Three features of the bill are worth flagging because they shape what compliance actually has to look like.

First, the bill applies to putative class actions filed before, on, or after the effective date, which means once it passes, defendants in pending cybersecurity class actions can invoke the presumption retroactively. That is unusual, and it is one of the reasons the bill has plaintiff-bar opposition.

Second, the bill places the burden of proof on the defendant. To get the presumption, the defendant has to establish substantial compliance affirmatively. Documentation is the entire ballgame. Internal or third-party assessments showing implementation of the mandated requirements are the evidence that gets you the shield. If you cannot produce them, you cannot invoke it.

Third, the bill requires entities to update their programs within one year of revisions to the relevant frameworks. NIST CSF moved from 1.1 to 2.0 in 2024, and ISO 27001 updates periodically. Organizations that achieve compliance once and then let their program drift are not protected.

For a Florida business that handles personal information, the practical move is to start the framework alignment work now, regardless of whether HB 635 passes this session. Three reasons.

The frameworks the bill enumerates are the same frameworks vendor diligence questionnaires are already asking about. The work has dual-use value.

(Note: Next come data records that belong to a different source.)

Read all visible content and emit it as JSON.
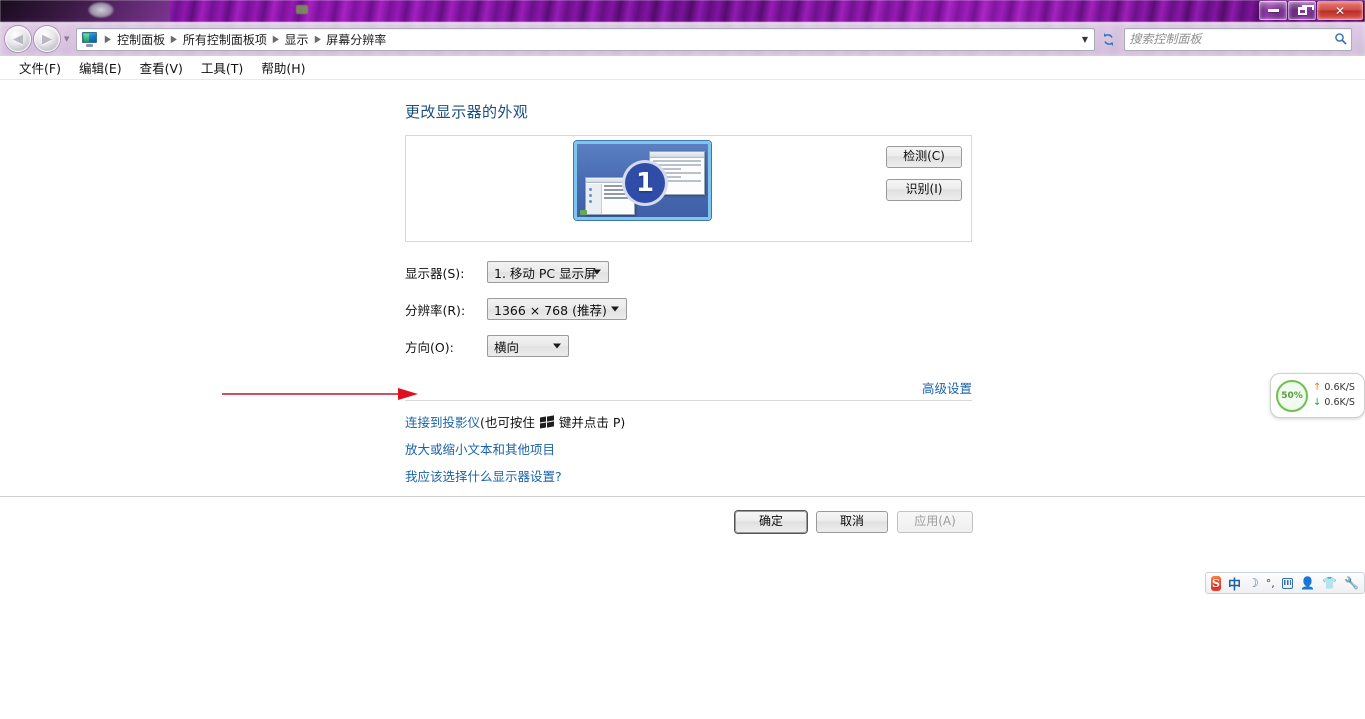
{
  "window": {
    "controls": {
      "minimize": "minimize",
      "restore": "restore",
      "close": "close"
    }
  },
  "nav": {
    "back_label": "◀",
    "forward_label": "▶",
    "recent_dropdown": "▼",
    "address_icon": "display-icon",
    "breadcrumbs": [
      "控制面板",
      "所有控制面板项",
      "显示",
      "屏幕分辨率"
    ],
    "address_dropdown": "▼",
    "refresh_label": "refresh-icon",
    "search": {
      "placeholder": "搜索控制面板",
      "value": "",
      "icon": "search-icon"
    }
  },
  "menubar": {
    "items": [
      "文件(F)",
      "编辑(E)",
      "查看(V)",
      "工具(T)",
      "帮助(H)"
    ]
  },
  "page": {
    "title": "更改显示器的外观",
    "preview": {
      "monitor_number": "1",
      "detect_button": "检测(C)",
      "identify_button": "识别(I)"
    },
    "fields": [
      {
        "label": "显示器(S):",
        "value": "1. 移动 PC 显示屏"
      },
      {
        "label": "分辨率(R):",
        "value": "1366 × 768 (推荐)"
      },
      {
        "label": "方向(O):",
        "value": "横向"
      }
    ],
    "advanced_link": "高级设置",
    "links": [
      {
        "link_text": "连接到投影仪",
        "suffix_before_key": " (也可按住 ",
        "key_icon": "windows-logo-key",
        "suffix_after_key": " 键并点击 P)"
      },
      {
        "link_text": "放大或缩小文本和其他项目",
        "suffix_before_key": "",
        "key_icon": "",
        "suffix_after_key": ""
      },
      {
        "link_text": "我应该选择什么显示器设置?",
        "suffix_before_key": "",
        "key_icon": "",
        "suffix_after_key": ""
      }
    ],
    "footer_buttons": {
      "ok": "确定",
      "cancel": "取消",
      "apply": "应用(A)"
    }
  },
  "annotation": {
    "arrow_color": "#c0162c",
    "points_to": "分辨率(R):"
  },
  "net_widget": {
    "percent": "50%",
    "upload": "0.6K/S",
    "download": "0.6K/S",
    "ring_color": "#6fc04e"
  },
  "ime_tray": {
    "logo": "S",
    "mode": "中",
    "items": [
      "moon-icon",
      "degree-icon",
      "keyboard-icon",
      "person-icon",
      "shirt-icon",
      "wrench-icon"
    ]
  }
}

The breach notification rules in Section 501.171 are unchanged and already require notification to the Department of Legal Affairs within 30 days for breaches affecting 500 or more Florida residents, with fines up to $500,000 for noncompliance. Substantial compliance with those rules is a precondition to the safe harbor and is a current legal obligation independent of the safe harbor.

If the safe harbor passes, the entities ready to invoke it on day one are the ones who started the documentation work months earlier. The shield is only as good as the evidence supporting it.

This bill has been close to law twice. The third time may be the one. The cost of being ready early is small. The cost of scrambling after enactment is the cost of doing the framework work under deadline pressure rather than at a normal pace, with the same end result either way.